Pensar Piauí
Doutor em Antropologia

Arnaldo Eugênio

Doutor em Antropologia

Leva pra tua casa

Foto: ReproduçãoCriminalidade no Brasil
Criminalidade no Brasil

 

A partir de 2023, em se tratando de segurança pública, caso não ocorra um choque de gestão nas administrações dos governos federal, estaduais e municipais, a violência e a criminalidade nos estados brasileiras serão enfrentadas por meio da política pífia do mais do mesmo.

Dentre os aspectos que necessitam de uma desconstrução está o discurso de justiçamento com base em senso comum que é disseminado na sociedade e entre alguns agentes públicos por setores midiáticos: “tá com pena de bandido leve para tua casa”.

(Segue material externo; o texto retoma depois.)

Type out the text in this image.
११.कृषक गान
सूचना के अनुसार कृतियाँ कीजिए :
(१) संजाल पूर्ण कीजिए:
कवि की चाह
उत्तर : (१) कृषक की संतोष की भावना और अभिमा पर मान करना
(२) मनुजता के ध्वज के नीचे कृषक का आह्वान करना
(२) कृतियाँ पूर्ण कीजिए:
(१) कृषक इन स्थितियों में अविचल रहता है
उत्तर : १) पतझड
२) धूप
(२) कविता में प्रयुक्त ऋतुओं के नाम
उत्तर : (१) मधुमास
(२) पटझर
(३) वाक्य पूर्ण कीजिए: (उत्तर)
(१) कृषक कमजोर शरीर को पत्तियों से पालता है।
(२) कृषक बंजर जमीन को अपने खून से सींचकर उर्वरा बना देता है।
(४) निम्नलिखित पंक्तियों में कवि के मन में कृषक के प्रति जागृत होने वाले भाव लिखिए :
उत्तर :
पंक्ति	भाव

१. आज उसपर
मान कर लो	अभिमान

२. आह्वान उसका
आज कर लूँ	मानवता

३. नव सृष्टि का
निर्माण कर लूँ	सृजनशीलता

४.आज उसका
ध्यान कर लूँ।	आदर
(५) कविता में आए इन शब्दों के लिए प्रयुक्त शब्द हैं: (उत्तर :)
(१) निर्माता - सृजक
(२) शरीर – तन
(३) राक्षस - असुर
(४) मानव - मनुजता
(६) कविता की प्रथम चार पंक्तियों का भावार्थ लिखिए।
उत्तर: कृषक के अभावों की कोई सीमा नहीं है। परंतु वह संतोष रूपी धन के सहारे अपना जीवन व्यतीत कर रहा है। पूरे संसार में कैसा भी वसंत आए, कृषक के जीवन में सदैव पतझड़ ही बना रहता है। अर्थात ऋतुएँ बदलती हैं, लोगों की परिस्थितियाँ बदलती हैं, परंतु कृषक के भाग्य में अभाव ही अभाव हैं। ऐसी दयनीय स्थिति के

Esse tipo de discurso superficial, além de não agregar ao enfrentamento dos fenômenos sociais da violência e da criminalidade, é desprovido de qualquer preocupação ou embasamento crítico sobre a realidade social brasileira.

Dentre outros aspectos, por um lado, a aceitação social desse tipo de discurso falho deve-se a indignação com a atuação parcimoniosa das instituições estatais na peleja contra a violência e a criminalidade. Por outro lado, é um discurso que traz uma mensagem sub-reptícia contra os Direitos Humanos, que agrada aos ouvidos de senso comum e, principalmente, estimula o justiçamento.

Assim, repetir o discurso “tá com pena de bandido leve para tua casa” é um reforço discursivo contra os Direitos Humanos, que se coaduna com a percepção equivocada de senso comum. Pois, a crença do senso comum é que “os Direitos Humanos servem para proteger bandidos”, em detrimento de cidadãos e cidadãs.

Os discursos do senso comum que dizem que “os Direitos Humanos não vão atrás das vítimas do crime” ou que “os Direitos Humanos não prestam ajuda à família do policial morto em conflito” são confusões categoriais. Os Direitos Humanos não podem agir como querem, pois, enquanto uma ideia, um conceito que não existe fisicamente, somente podem ser aplicados em determinadas situações. É fundamental entender que os Direitos Humanos abrange toda a humanidade e aplicam-se aos seres humanos, sem exceção.

O justiçamento ou a justiça com as próprias mãos é o ato ou efeito de justiçar, de punir suspeitos com a morte ou linchamento, que tem uma relação direta com o descrédito nas instituições policiais e no Judiciário, desconfiança geralmente fomentada por discursos de agentes públicos e setores midiáticos.

Por isso, na escolha de gestores da segurança pública deve-se evitar como critério o clichê político e o modus operandi instituído, bem como aqueles que reproduzem o discurso superficial do “tá com pena de bandido leve para tua casa”. Pois, há tempos a questão social sobre a violência e a criminalidade atormenta a sociedade brasileira, mas, em geral, tem sido tratada apenas com a mudança de nomes na gestão, discursos retóricos, ações pontuais, tolerância com a corrupção e resultados insignificantes.

A superficialidade do discurso do “tá com pena de bandido leve para tua casa” obscurece a compreensão de que o contexto da violência e da criminalidade nas cidades brasileiras exige um plano de segurança pública – nacional, estadual e municipal – que parta da concepção de que as causas são de natureza estrutural, sistêmica e que os discursos de retórica política não se sustentam mais diante do clamor popular e do medo social.

Um plano de segurança pública qualificado se faz com base nos Direitos Humanos, pois regem o modo como os seres humanos vivem em sociedade e se relacionam com o Estado e as obrigações que este tem em relação a eles. Assim, quando alguém repete o discurso de senso comum“tá com pena de bandido leve para tua casa” está propagando, sem se dá conta, um discurso falho contra os Direitos Humanos e de justiçamento, como meio de controle social.

OBS: Este texto não reflete, necessariamente, a opinião do pensarpiaui.